The New York state judge overseeing former President Trump’s criminal hush money case has rejected the former president’s demand for recusal. 

Trump called for New York Supreme Court acting Justice Juan Merchan to step aside in June, citing Merchan’s daughter’s employment at a progressive digital agency and the judge’s participation in a previous case related to Trump’s business. 

Trump also demanded an explanation about an apparent political donation Merchan made to President Biden.

In a six-page decision, Merchan rejected all of Trump’s requests. The judge noted his decision was based in part on guidance he sought, prior to Trump’s motion, from the state’s judicial ethics advisory committee about some of the concerns.

Merchan is set to oversee Manhattan prosecutors’ attempt to convict Trump on 34 counts of falsifying business records in connection with payments he made to his then-fixer, Michael Cohen, after Cohen provided a $130,000 hush payment to adult film star Stormy Daniels ahead of the 2016 election. 

Trump pleaded not guilty, and he has repeatedly attacked Merchan in speeches and on social media. Merchan has set a trial start date for March 2024.

Merchan’s ruling did confirm his daughter is employed at Authentic Campaigns, a digital marketing agency that lists Biden’s campaign and other Democratic candidates as clients, as Trump’s attorneys alleged in the recusal motion.

But the judge cited the ethics committee’s guidance, which found nothing to “suggest that the outcome of the case could have any effect on the judge’s relative, the relative’s business, or any of their interests.”

“Defendant has failed to demonstrate that there exists concrete, or even realistic reasons for recusal to be appropriate, much less required on these grounds,” Merchan wrote. “The speculative and hypothetical scenarios offered by Defendant fall well short of the legal standard.”

Merchan’s decision went on to seemingly confirm that he donated $35 to political causes in July 2020, comprising a $15 donation to Biden’s presidential campaign, $10 to the Progressive Turnout Project and $10 to a group called “Stop Republicans.”

But he similarly cited the ethics committee’s guidance saying he was not obligated to disclose the contributions.

“The donations at issue are self-evident and require no further clarification,” Merchan wrote.

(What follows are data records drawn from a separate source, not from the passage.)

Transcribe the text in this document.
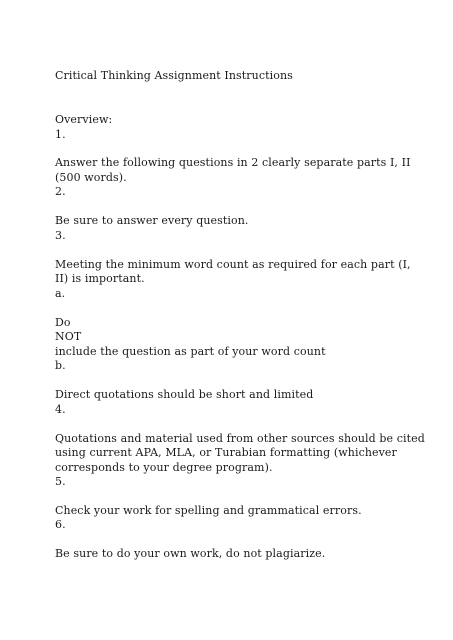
Critical Thinking Assignment Instructions
Overview:
1.
Answer the following questions in 2 clearly separate parts I, II
(500 words).
2.
Be sure to answer every question.
3.
Meeting the minimum word count as required for each part (I,
II) is important.
a.
Do
NOT
include the question as part of your word count
b.
Direct quotations should be short and limited
4.
Quotations and material used from other sources should be cited
using current APA, MLA, or Turabian formatting (whichever
corresponds to your degree program).
5.
Check your work for spelling and grammatical errors.
6.
Be sure to do your own work, do not plagiarize.
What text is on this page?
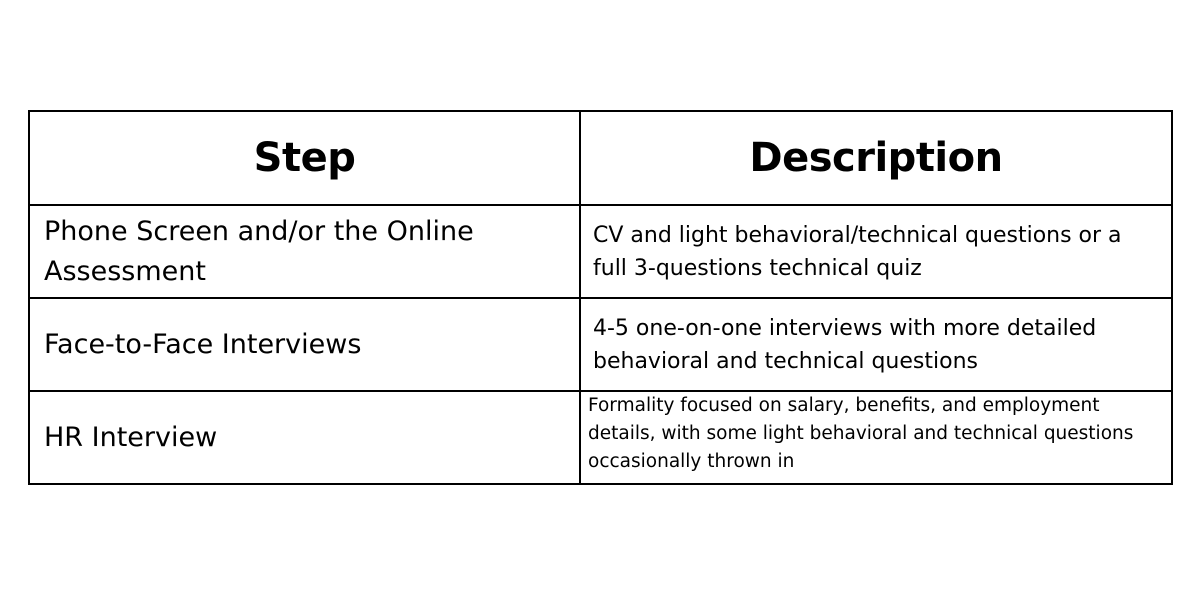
Step	Description
Phone Screen and/or the Online Assessment	CV and light behavioral/technical questions or a full 3-questions technical quiz
Face-to-Face Interviews	4-5 one-on-one interviews with more detailed behavioral and technical questions
HR Interview	Formality focused on salary, benefits, and employment details, with some light behavioral and technical questions occasionally thrown in
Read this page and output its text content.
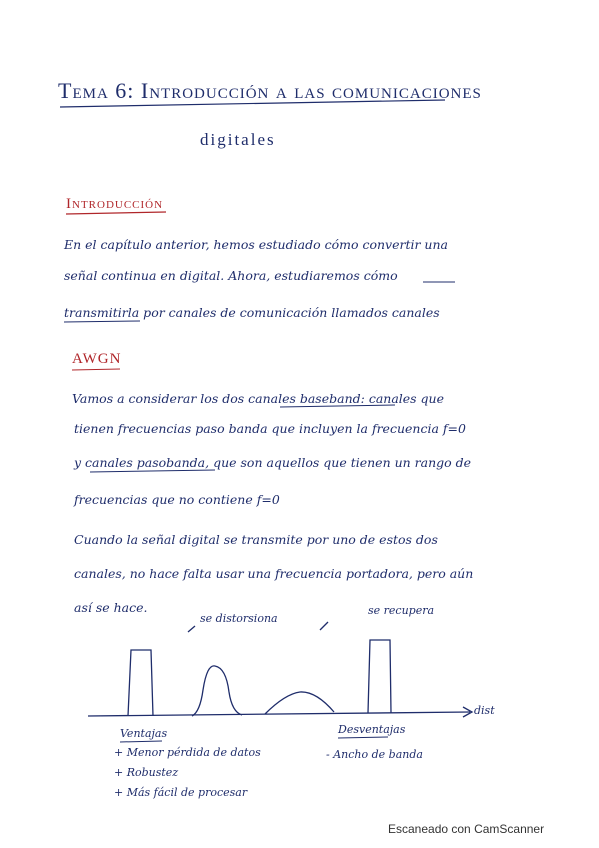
Tema 6: Introducción a las comunicaciones
digitales
Introducción
En el capítulo anterior, hemos estudiado cómo convertir una
señal continua en digital. Ahora, estudiaremos cómo
transmitirla por canales de comunicación llamados canales
AWGN
Vamos a considerar los dos canales baseband: canales que
tienen frecuencias paso banda que incluyen la frecuencia f=0
y canales pasobanda, que son aquellos que tienen un rango de
frecuencias que no contiene f=0
Cuando la señal digital se transmite por uno de estos dos
canales, no hace falta usar una frecuencia portadora, pero aún
así se hace.
se distorsiona
se recupera
dist
Ventajas
+ Menor pérdida de datos
+ Robustez
+ Más fácil de procesar
Desventajas
- Ancho de banda
Escaneado con CamScanner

Merchan also rejected notions that he acted improperly while overseeing the criminal prosecution of Allen Weisselberg, the Trump Organization’s former chief financial officer who agreed to a plea deal last year. 

Merchan said the Trump Organization had unsuccessfully sought his recusal in that case, too.

“That the identical grounds are now raised on behalf of a different defendant, on an entirely different indictment, only serve to weaken the plausibility of the claim,” Merchan wrote.

Trump has also mounted an attempt to move his case to federal court, but a separate judge rejected that effort last month. Trump is now appealing that decision, and the case is meanwhile moving ahead in Merchan’s court.

Beyond the hush money charges, the former president also faces criminal charges in connection with his alleged mishandling of classified materials and efforts to remain in power following the 2020 election. Trump has pleaded not guilty in all of the cases.